Leader de l’Union des forces démocratiques de Guinée (UFDG), Cellou Dalein Diallo, issu de l'ethnie peule, est arrivé en tête du premier tour, le 27 juin, recueillant 43,62 % des suffrages. Premier ministre de décembre 2004 à avril 2006, il fut, pendant de longues années, un cacique du Parti de l’unité et du progrès (PUP) de l'ancien président Lansana Conté, avant de rejoindre l’opposition. Considéré comme l’un des principaux opposants à l'ex-chef de la junte Moussa Dadis Camara, il fut grièvement blessé lors du massacre du 28 septembre 2009 à Conakry, dans lequel plus de 150 personnes ont trouvé la mort.

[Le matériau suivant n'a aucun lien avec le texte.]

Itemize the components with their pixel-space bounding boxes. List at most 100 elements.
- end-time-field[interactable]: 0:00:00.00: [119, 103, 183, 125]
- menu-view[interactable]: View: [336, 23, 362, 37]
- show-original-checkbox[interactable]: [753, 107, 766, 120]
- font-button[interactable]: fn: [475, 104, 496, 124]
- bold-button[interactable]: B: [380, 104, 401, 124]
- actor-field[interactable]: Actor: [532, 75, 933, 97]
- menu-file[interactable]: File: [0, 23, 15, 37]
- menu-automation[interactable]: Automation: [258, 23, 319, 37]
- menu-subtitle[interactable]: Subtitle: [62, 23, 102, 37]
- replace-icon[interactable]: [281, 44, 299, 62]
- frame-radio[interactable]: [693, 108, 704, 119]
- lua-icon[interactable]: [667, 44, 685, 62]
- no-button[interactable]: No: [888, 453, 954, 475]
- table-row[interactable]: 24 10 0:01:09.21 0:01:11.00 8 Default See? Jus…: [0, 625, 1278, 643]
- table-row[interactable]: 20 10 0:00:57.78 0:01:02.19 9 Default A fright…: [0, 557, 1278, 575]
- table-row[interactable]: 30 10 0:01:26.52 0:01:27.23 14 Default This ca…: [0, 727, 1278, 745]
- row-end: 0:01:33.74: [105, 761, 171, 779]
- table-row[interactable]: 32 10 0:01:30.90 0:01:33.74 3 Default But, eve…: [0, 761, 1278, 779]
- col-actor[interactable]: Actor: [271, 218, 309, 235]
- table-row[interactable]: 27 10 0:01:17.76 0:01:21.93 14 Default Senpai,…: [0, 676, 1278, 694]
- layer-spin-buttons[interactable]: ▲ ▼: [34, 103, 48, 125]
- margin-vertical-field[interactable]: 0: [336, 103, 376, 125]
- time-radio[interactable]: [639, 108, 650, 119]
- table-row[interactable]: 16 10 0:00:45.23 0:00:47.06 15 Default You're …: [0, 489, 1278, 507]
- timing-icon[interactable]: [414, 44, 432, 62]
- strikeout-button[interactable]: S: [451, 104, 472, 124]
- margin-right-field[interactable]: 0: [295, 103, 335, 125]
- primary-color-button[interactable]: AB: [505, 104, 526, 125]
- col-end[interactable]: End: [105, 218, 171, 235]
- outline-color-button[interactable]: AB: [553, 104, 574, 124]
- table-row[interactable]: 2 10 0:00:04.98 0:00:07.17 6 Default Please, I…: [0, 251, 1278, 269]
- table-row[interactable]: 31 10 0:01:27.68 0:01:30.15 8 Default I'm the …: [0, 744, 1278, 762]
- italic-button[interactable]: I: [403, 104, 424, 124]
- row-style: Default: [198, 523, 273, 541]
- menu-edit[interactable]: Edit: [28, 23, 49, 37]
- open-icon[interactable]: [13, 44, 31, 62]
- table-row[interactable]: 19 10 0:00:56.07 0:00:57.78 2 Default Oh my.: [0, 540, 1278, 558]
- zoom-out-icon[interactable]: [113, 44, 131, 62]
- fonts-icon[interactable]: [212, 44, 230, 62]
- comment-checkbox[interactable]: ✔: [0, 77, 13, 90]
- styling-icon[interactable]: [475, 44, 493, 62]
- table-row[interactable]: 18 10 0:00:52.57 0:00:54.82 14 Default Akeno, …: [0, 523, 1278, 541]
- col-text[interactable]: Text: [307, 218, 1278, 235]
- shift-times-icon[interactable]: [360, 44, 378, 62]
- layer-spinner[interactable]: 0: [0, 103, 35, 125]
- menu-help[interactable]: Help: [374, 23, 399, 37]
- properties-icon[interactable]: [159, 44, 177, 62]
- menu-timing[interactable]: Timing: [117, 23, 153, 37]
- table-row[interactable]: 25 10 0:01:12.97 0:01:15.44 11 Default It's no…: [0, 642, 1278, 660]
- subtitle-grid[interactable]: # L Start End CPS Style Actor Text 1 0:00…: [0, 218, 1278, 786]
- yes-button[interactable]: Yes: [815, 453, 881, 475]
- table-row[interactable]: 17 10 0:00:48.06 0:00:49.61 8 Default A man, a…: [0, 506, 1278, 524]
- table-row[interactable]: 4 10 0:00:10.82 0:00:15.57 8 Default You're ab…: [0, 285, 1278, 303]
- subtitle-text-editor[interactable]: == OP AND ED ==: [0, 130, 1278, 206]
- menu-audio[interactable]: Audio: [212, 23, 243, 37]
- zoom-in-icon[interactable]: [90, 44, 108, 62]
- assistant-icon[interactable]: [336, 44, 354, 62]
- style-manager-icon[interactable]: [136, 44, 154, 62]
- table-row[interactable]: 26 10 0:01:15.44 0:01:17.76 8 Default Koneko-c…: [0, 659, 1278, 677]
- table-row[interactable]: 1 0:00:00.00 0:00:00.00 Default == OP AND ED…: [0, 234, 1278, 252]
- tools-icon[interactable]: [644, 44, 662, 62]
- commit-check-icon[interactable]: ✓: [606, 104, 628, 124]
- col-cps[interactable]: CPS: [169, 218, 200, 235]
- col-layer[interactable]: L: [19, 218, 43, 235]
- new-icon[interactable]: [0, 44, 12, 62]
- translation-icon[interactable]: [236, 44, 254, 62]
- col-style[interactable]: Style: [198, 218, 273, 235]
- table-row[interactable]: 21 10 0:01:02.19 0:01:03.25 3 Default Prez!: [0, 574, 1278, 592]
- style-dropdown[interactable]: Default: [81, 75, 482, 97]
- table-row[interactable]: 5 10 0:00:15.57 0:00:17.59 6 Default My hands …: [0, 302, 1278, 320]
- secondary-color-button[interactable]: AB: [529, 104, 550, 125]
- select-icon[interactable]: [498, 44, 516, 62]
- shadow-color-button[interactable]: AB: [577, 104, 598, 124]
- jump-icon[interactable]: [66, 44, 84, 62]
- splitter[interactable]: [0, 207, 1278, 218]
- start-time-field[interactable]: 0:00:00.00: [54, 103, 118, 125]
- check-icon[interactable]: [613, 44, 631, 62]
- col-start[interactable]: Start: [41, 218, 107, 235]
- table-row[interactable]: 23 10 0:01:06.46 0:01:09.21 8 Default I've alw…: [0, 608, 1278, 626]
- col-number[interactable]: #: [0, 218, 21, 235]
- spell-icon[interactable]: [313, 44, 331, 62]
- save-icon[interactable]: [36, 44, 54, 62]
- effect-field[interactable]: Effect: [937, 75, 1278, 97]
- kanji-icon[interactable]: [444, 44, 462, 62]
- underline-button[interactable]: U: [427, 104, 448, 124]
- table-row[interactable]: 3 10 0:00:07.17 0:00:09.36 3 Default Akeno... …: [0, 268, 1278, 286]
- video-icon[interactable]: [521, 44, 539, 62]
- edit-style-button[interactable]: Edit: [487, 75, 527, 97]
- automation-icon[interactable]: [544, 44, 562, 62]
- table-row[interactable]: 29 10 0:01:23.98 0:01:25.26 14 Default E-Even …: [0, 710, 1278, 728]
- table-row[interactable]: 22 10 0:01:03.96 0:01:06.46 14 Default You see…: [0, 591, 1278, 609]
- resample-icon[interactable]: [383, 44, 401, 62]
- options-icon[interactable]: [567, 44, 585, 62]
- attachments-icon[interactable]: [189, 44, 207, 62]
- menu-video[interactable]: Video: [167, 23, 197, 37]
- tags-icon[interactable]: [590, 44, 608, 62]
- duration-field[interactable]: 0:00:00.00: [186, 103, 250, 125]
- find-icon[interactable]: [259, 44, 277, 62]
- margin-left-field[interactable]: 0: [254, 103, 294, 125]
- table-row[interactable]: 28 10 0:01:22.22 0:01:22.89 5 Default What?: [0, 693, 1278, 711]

"Les jeux sont loin d’être faits, il s’agit aujourd’hui d’une nouvelle élection dont les résultats pourraient être beaucoup plus serrés que ce que laissent entendre ceux du premier tour", tempèrent toutefois plusieurs observateurs de la scène politique guinéenne. "Il s’est passé beaucoup de choses ces quatre derniers mois. Alpha Condé, en particulier, a fait une bonne campagne : il s’est rendu dans plusieurs régions du pays, obtenant le ralliement de candidats appartenant à des ethnies différentes de la sienne. Le leader du RPG espère en outre empocher les voix des abstentionnistes. Au premier tour, 50 % des électeurs n’avaient pas voté", reprend Pauline Simonet.
L’entre-deux-tours a également été marqué par trois reports successifs du second tour de scrutin – qui aurait dû initialement se dérouler le 18 juillet, puis le 19 septembre, et enfin le 24 octobre –, sur fond d’accusations de fraudes, de luttes d’influence au sein de la Céni, et de tensions ethniques entre Peuls et Malinkés, les ethnies dont sont respectivement issus Cellou Dalein Diallo et Alpha Condé.
Vendredi cependant, les candidats de l’UFDG et du RPG ont conjointement lancé un appel au calme, invitant "tous les citoyens et citoyennes [de Guinée à accomplir] leur devoir de citoyen dans la paix, le calme et la sérénité", et à faire en sorte que "la journée électorale du 7 novembre ainsi que la période post-électorale [soient] un moment historique de confraternité retrouvée".
"Nous, les militaires (...) sommes résolus à accompagner et enraciner la démocratie", avait solennellement déclaré pour sa part le général Sékouba Konaté, président de la transition depuis dix mois, avant d’appeler de nouveau à "la paix" et à "l'unité nationale", ce dimanche.
Les résultats provisoires du scrutin devraient être révélés entre mercredi et vendredi par la Céni.